44 After section 46 there shall be inserted the following sections—
(1) Subject to the following provisions of this section, references in this Act, in relation to another member State, to the law of that member State shall be construed as confined to so much of the law of that member State as for the time being has effect for the purposes of any Community instrument relating to value added tax.
(2) Subject to the following provisions of this section—
(a) references in this Act to a person being taxable in another member State are references to that person being taxable under so much of the law of that member State as makes provision for purposes corresponding, in relation to that member State, to the purposes of so much of this Act as makes provision as to whether a person is a taxable person; and
(b) references in this Act to goods being acquired by a person in another member State are references to goods being treated as so acquired in accordance with provisions of the law of that member State corresponding, in relation to that member State, to so much of this Act as makes provision for treating goods as acquired in the United Kingdom from another member State.
(3) Without prejudice to subsection (5) below, the Commissioners may by regulations make provision for the manner in which any of the following are to be or may be proved for any of the purposes of this Act, that is to say—
(a) the effect of any provisions of the law of any other member State;
(b) that provisions of any such law correspond or have a purpose corresponding, in relation to any member State, to or to the purpose of any provision of this Act.

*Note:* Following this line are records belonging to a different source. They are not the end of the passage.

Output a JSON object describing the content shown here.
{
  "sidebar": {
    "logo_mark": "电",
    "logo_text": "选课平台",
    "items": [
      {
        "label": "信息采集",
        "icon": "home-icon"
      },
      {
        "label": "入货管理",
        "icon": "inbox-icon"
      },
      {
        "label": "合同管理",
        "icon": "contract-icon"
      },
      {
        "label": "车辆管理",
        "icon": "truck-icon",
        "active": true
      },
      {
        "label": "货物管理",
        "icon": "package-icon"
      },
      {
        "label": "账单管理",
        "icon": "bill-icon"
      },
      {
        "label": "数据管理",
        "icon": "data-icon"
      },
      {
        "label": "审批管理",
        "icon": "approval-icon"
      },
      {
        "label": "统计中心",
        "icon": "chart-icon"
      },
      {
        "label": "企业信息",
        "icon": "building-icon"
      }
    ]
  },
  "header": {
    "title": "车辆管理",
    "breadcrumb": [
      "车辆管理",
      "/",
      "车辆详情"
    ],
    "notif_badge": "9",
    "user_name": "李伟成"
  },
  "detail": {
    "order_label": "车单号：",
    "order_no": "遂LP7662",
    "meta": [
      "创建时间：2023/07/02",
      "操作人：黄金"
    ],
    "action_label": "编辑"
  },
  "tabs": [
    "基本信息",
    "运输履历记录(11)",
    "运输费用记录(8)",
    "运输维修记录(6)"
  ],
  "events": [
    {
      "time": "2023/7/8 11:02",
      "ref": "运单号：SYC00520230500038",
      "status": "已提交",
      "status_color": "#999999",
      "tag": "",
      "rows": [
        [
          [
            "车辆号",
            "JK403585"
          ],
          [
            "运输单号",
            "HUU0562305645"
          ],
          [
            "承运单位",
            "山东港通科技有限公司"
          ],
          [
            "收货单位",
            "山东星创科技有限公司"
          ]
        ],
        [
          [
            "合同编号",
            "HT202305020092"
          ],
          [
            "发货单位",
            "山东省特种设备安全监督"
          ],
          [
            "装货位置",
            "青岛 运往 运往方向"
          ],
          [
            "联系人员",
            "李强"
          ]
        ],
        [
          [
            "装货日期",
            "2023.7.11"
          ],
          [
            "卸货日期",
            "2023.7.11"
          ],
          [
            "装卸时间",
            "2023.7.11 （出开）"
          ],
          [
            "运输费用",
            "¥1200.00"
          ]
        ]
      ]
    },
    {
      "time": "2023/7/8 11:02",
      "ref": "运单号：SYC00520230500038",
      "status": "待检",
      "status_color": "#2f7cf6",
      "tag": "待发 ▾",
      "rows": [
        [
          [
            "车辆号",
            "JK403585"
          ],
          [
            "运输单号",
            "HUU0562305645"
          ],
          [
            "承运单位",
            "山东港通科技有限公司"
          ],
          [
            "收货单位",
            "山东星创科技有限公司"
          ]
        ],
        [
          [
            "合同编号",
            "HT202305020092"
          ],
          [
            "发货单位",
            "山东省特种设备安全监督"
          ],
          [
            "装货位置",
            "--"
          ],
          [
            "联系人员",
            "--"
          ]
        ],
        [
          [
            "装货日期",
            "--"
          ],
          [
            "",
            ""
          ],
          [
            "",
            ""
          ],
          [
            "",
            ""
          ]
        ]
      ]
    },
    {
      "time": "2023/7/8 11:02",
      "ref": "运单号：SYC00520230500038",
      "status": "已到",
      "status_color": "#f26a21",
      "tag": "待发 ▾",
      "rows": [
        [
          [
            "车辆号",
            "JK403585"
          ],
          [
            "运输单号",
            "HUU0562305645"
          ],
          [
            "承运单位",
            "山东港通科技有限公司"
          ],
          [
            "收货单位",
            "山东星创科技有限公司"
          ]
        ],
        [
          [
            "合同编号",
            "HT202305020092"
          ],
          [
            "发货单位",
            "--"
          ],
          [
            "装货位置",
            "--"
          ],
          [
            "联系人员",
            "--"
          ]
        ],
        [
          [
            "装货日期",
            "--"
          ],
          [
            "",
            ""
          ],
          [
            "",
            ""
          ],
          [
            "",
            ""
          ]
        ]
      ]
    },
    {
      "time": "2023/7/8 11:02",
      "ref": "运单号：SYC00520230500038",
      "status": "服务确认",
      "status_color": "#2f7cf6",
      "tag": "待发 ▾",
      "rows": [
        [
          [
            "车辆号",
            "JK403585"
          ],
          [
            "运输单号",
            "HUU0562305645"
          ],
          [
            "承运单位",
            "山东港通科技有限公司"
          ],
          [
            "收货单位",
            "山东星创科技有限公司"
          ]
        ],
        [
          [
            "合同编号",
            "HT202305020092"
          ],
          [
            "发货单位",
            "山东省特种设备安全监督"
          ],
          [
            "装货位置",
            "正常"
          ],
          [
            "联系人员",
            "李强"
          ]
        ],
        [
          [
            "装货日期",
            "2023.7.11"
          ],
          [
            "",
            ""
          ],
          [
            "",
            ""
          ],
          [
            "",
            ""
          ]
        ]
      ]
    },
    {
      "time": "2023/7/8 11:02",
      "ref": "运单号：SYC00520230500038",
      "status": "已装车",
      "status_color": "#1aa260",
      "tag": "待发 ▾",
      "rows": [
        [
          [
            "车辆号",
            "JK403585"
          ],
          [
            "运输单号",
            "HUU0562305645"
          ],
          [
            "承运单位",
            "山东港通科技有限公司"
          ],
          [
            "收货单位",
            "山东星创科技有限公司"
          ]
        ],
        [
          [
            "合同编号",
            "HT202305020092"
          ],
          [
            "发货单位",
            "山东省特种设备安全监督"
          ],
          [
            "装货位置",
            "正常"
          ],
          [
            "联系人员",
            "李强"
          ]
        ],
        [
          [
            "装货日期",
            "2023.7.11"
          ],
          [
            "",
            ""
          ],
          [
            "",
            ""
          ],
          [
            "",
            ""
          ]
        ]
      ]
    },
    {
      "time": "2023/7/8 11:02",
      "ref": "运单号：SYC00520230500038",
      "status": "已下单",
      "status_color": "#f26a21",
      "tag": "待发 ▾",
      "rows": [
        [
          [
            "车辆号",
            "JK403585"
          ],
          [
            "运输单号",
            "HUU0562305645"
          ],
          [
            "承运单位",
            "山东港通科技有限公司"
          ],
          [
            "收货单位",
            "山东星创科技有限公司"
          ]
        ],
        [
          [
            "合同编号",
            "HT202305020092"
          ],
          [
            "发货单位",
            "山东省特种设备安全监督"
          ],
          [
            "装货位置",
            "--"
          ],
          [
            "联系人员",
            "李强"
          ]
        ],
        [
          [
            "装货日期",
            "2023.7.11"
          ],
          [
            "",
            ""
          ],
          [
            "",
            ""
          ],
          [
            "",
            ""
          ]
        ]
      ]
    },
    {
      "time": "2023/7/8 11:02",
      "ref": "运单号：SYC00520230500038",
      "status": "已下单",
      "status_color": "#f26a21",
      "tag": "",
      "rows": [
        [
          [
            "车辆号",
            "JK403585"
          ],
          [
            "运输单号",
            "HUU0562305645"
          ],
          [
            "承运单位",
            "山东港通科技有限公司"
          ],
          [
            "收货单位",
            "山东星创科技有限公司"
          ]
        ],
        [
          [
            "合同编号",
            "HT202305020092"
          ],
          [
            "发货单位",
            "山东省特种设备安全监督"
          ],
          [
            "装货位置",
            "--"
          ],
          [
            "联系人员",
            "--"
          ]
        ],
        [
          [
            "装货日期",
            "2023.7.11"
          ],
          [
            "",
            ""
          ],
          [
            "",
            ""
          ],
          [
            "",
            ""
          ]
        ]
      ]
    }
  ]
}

(4) The Commissioners may by regulations provide—
(a) for a person to be treated for prescribed purposes of this Act as taxable in another member State only where he has given such notification, and furnished such other information, to the Commissioners as may be prescribed;
(b) for the form and manner in which any notification or information is to be given or furnished under the regulations and the particulars which it is to contain;
(c) for the proportion of any consideration for any transaction which is to be taken for the purposes of this Act as representing a liability, under the law of another member State, for value added tax to be conclusively determined by reference to such invoices or in such other manner as may be prescribed.
(5) In any proceedings (whether civil or criminal), a certificate of the Commissioners—
(a) that a person was or was not, at any date, taxable in another member State; or
(b) that any value added tax payable under the law of another member State has or has not been paid,
shall be sufficient evidence of that fact until the contrary is proved, and any document purporting to be a certificate under this subsection shall be deemed to be such a certificate until the contrary is proved.
(6) Without prejudice to the generality of any of the powers of the Commissioners under the information provisions of Schedule 7 to this Act, those powers shall, for the purpose of facilitating compliance with any Community obligations, be exercisable with respect to matters that are relevant to a charge to value added tax under the law of another member State, as they are exercisable with respect to matters that are relevant for any of the purposes of this Act.
(7) The reference in subsection (6) above to the information provisions of Schedule 7 to this Act is a reference to the provisions of that Schedule relating to—
(a) the keeping of accounts;
(b) the making of returns and the submission of other documents to the Commissioners;
(c) the production, use and contents of invoices;
(d) the keeping and preservation of records; and
(e) the furnishing of information and the production of documents.